Sheridan gider gitmez başına aldığı darbe ile yığılıp kalır. Stephen yardım için kızı tabi ki evine götürür. Kısa bir durum diye düşünür ama öyle olmaz Sheridan kendine geldiğin de başka bir problem ile karşılaşırlar. Sheridan hafızasını kaybetmiştir.
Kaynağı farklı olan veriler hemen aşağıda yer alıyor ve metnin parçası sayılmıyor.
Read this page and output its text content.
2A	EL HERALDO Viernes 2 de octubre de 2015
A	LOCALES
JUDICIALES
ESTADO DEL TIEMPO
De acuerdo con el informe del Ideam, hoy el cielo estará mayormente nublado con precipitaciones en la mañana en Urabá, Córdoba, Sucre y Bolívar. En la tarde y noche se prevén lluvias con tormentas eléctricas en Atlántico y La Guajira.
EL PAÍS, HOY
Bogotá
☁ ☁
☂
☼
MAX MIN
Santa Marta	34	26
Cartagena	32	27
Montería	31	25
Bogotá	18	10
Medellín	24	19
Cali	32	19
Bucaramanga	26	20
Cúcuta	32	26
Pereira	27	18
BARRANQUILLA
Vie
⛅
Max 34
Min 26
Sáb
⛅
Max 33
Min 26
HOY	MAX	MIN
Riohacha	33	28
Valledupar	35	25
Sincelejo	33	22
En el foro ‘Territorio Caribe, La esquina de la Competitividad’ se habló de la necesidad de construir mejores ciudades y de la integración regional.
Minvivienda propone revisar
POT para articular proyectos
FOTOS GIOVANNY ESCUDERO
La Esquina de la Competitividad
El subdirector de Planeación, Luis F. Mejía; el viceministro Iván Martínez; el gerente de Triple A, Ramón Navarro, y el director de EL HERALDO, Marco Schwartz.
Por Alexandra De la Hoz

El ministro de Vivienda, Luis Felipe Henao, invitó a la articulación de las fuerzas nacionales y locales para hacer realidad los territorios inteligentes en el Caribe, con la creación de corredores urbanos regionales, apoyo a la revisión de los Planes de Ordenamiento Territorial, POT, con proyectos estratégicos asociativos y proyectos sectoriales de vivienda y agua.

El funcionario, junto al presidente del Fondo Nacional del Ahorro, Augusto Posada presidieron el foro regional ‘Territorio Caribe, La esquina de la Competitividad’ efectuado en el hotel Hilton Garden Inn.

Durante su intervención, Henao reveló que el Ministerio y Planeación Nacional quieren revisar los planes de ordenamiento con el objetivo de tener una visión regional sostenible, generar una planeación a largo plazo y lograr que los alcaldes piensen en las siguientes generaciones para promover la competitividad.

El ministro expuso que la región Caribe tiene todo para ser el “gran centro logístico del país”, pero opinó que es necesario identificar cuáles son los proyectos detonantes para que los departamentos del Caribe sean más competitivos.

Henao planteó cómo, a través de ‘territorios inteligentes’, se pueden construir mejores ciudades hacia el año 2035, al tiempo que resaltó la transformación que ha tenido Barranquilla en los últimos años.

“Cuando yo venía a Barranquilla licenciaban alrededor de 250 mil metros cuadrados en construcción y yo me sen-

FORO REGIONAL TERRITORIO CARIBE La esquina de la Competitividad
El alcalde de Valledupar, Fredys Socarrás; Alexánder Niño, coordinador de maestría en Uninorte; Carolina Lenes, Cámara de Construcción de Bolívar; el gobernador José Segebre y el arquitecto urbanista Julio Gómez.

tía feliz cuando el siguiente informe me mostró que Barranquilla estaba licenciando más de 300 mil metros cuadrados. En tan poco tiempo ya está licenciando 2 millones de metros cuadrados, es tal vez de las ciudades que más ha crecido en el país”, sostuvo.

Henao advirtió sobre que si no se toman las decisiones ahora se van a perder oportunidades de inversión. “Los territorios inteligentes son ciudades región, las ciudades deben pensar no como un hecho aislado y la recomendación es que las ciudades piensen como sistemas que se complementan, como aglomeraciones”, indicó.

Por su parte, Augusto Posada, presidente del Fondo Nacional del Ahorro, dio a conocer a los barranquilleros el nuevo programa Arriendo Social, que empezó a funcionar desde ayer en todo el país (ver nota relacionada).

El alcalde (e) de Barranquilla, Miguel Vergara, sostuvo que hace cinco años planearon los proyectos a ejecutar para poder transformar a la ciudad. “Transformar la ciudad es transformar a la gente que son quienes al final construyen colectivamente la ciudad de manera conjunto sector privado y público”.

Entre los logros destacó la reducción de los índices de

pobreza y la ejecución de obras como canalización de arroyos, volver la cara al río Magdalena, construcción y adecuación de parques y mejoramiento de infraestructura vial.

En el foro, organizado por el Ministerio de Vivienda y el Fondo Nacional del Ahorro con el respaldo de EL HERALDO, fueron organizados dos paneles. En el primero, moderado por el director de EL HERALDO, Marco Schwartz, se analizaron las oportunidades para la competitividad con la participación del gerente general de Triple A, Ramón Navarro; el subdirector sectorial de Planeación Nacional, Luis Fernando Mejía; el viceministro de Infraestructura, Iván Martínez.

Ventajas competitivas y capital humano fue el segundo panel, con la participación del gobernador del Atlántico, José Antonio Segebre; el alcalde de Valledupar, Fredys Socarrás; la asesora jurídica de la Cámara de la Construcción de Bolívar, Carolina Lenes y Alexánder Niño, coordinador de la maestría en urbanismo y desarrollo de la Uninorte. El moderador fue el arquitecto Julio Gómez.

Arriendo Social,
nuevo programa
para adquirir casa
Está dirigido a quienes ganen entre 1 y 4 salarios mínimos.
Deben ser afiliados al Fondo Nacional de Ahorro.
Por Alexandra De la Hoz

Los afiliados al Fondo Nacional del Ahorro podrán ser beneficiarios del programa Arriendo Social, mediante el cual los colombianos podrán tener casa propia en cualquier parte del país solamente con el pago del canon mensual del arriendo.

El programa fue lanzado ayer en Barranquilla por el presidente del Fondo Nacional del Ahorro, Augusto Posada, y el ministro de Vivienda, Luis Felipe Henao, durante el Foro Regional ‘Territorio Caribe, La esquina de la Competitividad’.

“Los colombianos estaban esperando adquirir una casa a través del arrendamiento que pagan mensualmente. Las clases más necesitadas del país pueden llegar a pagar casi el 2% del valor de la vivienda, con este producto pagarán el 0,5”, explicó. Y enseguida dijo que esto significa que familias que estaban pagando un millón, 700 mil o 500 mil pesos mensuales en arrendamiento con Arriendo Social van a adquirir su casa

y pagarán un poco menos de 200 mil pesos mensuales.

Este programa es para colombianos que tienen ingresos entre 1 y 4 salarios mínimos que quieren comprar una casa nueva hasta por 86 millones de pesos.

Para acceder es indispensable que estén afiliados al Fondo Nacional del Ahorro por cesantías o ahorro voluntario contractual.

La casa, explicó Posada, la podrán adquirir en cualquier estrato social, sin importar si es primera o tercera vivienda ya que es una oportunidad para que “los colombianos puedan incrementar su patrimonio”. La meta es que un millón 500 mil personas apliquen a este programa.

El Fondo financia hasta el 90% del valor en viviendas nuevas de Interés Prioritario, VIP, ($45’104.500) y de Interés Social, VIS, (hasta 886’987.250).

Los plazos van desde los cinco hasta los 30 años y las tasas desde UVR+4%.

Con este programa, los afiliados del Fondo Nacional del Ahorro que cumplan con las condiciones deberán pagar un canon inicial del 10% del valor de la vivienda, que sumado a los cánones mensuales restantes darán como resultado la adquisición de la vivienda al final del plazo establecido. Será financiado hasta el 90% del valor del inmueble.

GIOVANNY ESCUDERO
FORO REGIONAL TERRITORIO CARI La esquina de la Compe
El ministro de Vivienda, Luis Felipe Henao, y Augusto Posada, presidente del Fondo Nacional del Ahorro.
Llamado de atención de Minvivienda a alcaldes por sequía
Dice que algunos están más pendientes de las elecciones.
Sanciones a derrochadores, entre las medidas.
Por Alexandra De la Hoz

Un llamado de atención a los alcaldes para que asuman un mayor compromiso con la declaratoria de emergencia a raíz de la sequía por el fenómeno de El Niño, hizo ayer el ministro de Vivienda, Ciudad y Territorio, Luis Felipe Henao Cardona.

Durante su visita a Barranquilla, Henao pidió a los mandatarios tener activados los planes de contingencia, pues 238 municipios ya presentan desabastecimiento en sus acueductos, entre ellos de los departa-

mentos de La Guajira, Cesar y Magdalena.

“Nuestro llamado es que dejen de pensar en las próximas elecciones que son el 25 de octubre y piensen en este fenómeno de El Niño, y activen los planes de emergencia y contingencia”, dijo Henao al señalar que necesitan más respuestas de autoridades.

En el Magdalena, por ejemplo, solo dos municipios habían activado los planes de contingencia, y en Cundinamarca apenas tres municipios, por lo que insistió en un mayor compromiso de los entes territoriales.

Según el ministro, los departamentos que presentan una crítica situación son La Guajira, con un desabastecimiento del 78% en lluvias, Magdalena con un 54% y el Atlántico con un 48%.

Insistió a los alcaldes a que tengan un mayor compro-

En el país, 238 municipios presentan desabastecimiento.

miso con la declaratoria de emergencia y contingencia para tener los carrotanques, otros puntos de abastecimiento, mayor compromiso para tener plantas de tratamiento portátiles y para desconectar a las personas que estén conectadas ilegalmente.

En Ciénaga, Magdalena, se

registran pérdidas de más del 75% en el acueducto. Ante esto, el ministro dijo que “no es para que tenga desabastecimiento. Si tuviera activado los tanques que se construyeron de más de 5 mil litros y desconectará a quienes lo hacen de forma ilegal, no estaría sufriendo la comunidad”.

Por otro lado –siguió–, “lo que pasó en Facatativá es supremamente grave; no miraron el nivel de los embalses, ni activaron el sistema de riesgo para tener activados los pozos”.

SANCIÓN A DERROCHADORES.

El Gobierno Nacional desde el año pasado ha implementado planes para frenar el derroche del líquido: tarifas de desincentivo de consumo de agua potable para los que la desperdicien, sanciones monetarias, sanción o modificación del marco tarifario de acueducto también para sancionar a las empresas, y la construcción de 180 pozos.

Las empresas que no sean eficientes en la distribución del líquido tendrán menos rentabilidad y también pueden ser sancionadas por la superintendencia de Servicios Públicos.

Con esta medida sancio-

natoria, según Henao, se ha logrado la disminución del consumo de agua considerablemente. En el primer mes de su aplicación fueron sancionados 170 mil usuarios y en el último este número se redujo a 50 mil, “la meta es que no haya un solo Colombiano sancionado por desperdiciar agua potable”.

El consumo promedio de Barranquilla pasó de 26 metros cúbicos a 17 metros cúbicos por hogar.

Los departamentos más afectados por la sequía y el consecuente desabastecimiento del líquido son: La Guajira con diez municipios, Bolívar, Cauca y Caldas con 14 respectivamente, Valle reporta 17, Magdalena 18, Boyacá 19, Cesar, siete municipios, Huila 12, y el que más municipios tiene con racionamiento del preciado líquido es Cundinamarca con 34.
Stephen bu kazanın da kendisi yüzünden olduğunu düşünür. Aniden verdiği haber kızı şok edince tepki verip kaçamamıştır. Vicdanını rahatlatmak adına zor durumda olan Sheridan'ın evin de kalmasına izin verir. Hatta nişanlısı olduğunu bile söyler. Tek amacı yaptıklarını telafi edebilmektir.
İkili zaman geçirdikçe yakınlaşmaya başlar. Bu durum Stephen'i tedirgin etmeye başlayınca da ona evleneceği birini bulmaya çalışır. Tabi annesi ve yengesinin yardımı ile.
Stephen sosyeteye giren Sheridan'ı bir an bile yalnız bırakmasa da kıskanmaya başlar. İlk günden beri zaten etkilenir Sheridan'dan uzakta duramaz ve en iyisinin onunla evlenmek olduğuna karar verir. Her şey yolunda ikili mutlu iken birden gerçek nişanlı ortaya çıkınca bütün işler karışır.
Bundan sonrası ikilinin yaptıklarına sinirlenerek geçiyor. Stephen abisinin kitabında ne kadar tatlı, sempatik ise kendi kitabın da o kadar acımasız. Abisi gibi hatalar yaptı ama ona kızmak mümkün değil netice de o bir Westmoreland.
Clay dan haber alabilmek için kitabı okumaya başladım ama kitap çok güzeldi.
Ayrıca Clayton dışında Jordan, Jason ve eşlerinden de haber alabildik ve ben bayıldım hepsi sevdiğim karakterler. Yazarın her kitabı gibi bu kitabını da tavsiye ederim.